Le plus dur avait suivi, plus terrible encore que ce qu’elles avaient prévu, car ces femmes avaient dû simuler de quoi étayer leur fable jusqu’à la nuit prévue pour être celle des « longs couteaux » ; jusqu’à la nuit où elles étaient censées sauver les vestiges fragiles de la civilisation contre les monstres qui voulaient la détruire.

Nul ne savait ce qui avait cloché dans la manœuvre. On l’ignorait encore à l’époque où la contre-offensive printanière avait abouti à la reprise des premiers villages.

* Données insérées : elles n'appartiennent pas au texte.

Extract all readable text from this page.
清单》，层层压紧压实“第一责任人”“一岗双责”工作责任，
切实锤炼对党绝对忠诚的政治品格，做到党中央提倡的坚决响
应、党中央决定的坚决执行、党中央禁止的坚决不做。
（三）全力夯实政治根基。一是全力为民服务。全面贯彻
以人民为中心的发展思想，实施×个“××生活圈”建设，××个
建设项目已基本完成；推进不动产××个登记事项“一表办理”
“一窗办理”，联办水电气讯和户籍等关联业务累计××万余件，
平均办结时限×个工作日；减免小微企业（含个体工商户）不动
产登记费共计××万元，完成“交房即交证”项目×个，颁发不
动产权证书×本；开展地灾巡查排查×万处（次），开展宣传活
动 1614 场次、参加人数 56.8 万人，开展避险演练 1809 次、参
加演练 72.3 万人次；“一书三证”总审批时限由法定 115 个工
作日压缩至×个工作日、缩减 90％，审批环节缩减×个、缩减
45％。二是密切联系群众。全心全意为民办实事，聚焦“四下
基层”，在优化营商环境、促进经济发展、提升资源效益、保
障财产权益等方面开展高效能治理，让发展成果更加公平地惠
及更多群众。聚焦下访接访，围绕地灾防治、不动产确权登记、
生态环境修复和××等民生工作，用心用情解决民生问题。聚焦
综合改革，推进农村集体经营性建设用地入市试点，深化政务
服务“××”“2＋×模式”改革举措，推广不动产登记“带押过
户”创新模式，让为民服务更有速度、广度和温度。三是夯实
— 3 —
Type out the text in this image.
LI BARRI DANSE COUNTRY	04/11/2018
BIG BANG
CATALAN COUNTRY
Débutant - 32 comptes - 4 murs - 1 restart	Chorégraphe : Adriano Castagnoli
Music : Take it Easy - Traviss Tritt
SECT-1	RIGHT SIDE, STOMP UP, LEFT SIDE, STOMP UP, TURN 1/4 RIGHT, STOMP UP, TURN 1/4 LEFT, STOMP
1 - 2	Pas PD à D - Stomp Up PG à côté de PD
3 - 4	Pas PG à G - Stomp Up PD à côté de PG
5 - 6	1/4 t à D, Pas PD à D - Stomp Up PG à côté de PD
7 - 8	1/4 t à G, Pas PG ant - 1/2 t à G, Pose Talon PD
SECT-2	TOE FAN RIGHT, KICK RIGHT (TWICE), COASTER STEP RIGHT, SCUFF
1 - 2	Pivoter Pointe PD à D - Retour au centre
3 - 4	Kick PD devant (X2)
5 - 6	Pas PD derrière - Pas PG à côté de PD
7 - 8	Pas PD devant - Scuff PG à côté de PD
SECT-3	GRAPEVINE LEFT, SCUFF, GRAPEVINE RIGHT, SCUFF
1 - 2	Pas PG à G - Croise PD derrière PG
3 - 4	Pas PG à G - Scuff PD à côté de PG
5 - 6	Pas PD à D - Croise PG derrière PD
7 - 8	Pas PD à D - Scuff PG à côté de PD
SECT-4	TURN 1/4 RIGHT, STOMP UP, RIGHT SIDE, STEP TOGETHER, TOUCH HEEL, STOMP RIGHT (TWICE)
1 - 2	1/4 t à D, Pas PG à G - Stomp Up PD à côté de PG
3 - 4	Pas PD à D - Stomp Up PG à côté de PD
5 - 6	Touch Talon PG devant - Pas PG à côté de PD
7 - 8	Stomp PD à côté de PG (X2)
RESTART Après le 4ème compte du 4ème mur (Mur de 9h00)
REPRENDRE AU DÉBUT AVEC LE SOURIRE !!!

Peut-être un des envahisseurs, pris de soupçon, avait-il fait torturer l’une de ces malheureuses pour la faire parler. Peut-être que l’une d’elles était tombée amoureuse de son bourreau et lui avait fait, sur l’oreiller, des confidences équivalant à une trahison en bonne et due forme. Dena ne s’était pas trompée en affirmant que l’histoire rapportait des cas semblables. En l’occurrence, les choses avaient fort bien pu se passer ainsi.

Plus simplement, certaines n’avaient peut-être pas su mentir ou dissimuler leur dégoût lorsque leurs nouveaux seigneurs et maîtres les approchaient.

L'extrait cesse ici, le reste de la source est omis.